The following distinctions and honours have been awarded to
Professor Néel: Chevalier de la Légion d'Honneur
(military) in 1940, Officier in 1951, Commandeur in 1958, and
Grand Officier in 1966; Croix de Guerre with palms (1940);
Commandeur de l'Ordre des Palmes Académiques (I957);
Chevalier du Mérite Social (1963); Holweck Prize (1952); old
Medal of the Centre National de la Recherche Scientifique (1965).
He is a member of the French Academy of Science (Paris, 1953); a
foreign member of the Soviet Academy of Science (1959), the Royal
Dutch Academy of Science (1959), the Deutsche Akademie der
Naturforscher Leopoldina (1964), the Rumanian Academy (1965), the
Royal Society (London) (1966), and the American Academy of Arts
and Sciences (1966).
Prof. Néel is honorary doctor of the Universities of
Graz (1948), Nottingham (1951), Oxford (1958), Louvain (1965),
Newcastle
(1965), Coimbra
(1966), Sherbrooke (1967), and Iassy (1971). He holds an
honorary degree from the Polytechnic Institute of Turin (1960).

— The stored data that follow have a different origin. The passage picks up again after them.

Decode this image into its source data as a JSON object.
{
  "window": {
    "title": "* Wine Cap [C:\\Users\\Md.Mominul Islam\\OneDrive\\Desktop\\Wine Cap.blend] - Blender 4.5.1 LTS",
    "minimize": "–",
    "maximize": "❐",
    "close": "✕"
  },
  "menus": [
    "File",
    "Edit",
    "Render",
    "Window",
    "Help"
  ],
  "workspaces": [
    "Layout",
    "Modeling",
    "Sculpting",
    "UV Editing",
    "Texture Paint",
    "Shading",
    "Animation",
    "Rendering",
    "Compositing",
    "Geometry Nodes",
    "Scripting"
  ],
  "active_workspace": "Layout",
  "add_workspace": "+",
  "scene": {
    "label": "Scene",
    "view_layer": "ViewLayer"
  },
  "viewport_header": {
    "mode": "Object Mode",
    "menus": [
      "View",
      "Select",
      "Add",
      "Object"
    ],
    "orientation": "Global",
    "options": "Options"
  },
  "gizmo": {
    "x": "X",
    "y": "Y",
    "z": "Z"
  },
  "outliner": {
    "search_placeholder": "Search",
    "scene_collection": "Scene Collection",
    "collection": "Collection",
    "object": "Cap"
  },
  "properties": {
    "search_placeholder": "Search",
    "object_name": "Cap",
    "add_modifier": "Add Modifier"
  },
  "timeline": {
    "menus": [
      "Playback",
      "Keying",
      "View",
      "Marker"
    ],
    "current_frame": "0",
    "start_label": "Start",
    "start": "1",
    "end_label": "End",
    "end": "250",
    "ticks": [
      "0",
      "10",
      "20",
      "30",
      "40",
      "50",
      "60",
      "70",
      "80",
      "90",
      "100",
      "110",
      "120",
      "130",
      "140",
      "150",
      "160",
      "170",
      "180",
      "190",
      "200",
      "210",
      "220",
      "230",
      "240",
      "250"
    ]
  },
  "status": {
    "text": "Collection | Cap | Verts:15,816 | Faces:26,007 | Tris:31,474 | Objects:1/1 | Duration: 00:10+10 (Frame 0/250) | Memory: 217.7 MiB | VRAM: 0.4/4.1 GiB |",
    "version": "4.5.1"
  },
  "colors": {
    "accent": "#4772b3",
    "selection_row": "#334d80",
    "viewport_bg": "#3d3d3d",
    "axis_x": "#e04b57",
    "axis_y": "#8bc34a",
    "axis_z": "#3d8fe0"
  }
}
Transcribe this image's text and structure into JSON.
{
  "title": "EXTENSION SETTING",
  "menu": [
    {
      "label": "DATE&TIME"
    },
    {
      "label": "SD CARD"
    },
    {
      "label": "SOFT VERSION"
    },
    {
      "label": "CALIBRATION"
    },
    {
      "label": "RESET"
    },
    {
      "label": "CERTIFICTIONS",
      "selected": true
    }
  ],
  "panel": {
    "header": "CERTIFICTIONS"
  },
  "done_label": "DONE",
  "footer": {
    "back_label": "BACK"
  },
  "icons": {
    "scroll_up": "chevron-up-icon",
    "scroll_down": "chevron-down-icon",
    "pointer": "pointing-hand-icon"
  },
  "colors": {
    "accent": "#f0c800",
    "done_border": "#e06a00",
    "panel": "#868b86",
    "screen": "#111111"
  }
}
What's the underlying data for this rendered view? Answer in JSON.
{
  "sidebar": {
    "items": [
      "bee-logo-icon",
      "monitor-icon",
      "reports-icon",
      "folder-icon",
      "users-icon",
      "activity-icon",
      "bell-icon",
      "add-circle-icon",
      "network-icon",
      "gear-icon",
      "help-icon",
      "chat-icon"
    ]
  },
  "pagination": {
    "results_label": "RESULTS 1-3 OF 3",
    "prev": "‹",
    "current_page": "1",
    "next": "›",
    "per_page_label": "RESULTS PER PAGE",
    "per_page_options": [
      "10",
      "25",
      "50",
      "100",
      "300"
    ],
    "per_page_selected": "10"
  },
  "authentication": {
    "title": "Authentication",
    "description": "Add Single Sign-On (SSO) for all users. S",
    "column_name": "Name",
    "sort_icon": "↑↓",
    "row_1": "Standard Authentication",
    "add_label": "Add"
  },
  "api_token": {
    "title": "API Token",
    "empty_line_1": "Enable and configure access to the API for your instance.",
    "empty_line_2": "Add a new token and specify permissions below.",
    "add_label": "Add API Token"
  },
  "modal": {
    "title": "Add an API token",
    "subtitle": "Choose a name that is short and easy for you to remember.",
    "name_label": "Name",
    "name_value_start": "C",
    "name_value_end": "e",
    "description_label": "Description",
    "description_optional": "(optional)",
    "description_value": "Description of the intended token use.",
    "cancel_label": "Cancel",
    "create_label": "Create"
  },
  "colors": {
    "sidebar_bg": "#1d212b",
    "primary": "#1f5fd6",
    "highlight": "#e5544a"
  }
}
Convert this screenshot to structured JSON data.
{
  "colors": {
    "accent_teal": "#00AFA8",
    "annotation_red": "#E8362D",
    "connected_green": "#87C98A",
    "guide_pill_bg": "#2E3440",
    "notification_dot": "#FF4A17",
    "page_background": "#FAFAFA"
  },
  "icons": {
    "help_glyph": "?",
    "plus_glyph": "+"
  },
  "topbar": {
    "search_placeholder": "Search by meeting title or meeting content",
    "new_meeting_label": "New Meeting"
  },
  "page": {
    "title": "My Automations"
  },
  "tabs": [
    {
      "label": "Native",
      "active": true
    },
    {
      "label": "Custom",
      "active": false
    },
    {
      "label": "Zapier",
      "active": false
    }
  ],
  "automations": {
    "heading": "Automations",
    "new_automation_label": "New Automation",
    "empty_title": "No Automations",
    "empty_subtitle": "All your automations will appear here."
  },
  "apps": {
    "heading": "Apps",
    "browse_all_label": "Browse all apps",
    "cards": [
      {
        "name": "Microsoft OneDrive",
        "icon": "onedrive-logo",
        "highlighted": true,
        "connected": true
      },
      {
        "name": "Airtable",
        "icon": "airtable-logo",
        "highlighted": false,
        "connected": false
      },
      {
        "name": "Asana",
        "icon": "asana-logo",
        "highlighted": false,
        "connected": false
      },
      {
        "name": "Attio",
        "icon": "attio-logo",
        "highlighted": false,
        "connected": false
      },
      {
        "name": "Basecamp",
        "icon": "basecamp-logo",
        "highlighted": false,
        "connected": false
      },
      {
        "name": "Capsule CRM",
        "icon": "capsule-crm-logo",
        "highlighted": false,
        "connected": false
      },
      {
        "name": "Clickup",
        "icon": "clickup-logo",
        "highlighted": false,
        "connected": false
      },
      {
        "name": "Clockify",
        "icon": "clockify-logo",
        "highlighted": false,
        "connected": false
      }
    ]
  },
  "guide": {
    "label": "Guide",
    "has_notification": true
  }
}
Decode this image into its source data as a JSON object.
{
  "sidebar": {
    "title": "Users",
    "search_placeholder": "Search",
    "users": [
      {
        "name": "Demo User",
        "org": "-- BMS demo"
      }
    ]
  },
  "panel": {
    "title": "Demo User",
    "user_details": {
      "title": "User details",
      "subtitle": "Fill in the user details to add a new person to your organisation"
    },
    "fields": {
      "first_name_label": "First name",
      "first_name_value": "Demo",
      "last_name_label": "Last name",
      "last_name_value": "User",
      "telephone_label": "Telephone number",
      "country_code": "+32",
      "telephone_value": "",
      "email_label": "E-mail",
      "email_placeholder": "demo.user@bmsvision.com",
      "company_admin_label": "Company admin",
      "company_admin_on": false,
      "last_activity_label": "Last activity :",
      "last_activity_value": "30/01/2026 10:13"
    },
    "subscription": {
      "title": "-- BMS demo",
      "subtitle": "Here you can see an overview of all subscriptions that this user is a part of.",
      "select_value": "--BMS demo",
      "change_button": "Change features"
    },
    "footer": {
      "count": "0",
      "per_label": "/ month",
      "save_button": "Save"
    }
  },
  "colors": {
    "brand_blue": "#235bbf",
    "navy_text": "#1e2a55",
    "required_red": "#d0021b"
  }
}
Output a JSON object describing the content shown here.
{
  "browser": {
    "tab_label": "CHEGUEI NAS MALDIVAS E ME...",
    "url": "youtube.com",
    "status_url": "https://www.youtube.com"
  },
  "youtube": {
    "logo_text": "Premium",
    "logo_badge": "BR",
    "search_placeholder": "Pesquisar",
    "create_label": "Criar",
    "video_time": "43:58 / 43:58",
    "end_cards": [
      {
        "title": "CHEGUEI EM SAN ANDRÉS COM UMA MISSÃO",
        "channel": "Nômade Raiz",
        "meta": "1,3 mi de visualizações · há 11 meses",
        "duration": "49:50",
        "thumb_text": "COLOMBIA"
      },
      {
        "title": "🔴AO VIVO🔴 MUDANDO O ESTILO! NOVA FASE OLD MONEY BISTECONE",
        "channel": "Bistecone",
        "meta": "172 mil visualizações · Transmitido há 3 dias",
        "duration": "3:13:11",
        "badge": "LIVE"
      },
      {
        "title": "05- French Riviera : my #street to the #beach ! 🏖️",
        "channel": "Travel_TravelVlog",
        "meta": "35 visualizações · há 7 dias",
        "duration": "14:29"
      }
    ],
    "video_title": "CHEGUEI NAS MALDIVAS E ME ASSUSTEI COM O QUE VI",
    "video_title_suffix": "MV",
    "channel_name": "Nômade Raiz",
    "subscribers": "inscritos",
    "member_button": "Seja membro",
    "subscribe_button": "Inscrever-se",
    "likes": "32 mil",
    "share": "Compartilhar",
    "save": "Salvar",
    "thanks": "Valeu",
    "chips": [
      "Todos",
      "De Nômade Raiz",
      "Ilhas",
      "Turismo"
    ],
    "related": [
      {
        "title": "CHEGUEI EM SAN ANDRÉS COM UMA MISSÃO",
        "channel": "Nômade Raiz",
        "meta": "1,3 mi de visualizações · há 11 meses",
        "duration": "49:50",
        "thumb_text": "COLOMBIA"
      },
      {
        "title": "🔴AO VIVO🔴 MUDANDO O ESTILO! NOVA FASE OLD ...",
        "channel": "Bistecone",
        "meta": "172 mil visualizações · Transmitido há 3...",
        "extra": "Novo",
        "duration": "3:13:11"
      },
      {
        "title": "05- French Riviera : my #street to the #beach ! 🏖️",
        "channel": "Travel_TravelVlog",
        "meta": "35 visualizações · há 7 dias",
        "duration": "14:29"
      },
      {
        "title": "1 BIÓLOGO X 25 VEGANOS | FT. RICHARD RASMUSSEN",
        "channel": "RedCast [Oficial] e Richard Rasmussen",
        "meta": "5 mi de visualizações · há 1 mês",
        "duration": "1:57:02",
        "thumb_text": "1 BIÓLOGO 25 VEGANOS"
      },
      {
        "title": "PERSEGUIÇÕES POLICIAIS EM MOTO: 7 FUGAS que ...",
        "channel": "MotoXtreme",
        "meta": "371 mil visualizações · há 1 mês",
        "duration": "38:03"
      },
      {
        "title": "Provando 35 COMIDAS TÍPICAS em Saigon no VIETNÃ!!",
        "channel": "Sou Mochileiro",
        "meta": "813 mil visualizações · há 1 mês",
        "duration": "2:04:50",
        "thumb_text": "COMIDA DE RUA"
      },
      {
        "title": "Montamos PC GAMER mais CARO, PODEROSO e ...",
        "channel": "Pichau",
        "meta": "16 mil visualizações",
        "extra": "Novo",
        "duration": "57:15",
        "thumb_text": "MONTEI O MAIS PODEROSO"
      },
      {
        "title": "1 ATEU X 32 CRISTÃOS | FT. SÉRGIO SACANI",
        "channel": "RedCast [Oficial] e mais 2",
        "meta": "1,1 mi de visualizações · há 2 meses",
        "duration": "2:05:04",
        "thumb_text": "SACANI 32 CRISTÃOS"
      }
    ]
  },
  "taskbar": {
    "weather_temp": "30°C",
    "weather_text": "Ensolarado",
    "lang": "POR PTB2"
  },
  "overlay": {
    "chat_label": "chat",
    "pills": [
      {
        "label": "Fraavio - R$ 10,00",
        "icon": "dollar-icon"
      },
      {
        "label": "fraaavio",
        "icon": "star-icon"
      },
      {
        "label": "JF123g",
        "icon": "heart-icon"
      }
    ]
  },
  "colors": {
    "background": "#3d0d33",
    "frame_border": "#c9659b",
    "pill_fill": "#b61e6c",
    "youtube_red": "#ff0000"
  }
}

He is an honorary member and former president (1957) of the
Société Française de Physique. From 1963 to 1966
he was President of the International Union of Pure and Applied
Physics.
From Nobel Lectures, Physics 1963-1970, Elsevier Publishing Company, Amsterdam, 1972
This autobiography/biography was written at the time of the award and first published in the book series Les Prix Nobel. It was later edited and republished in Nobel Lectures. To cite this document, always state the source as shown above.
Louis Néel died on November 17, 2000.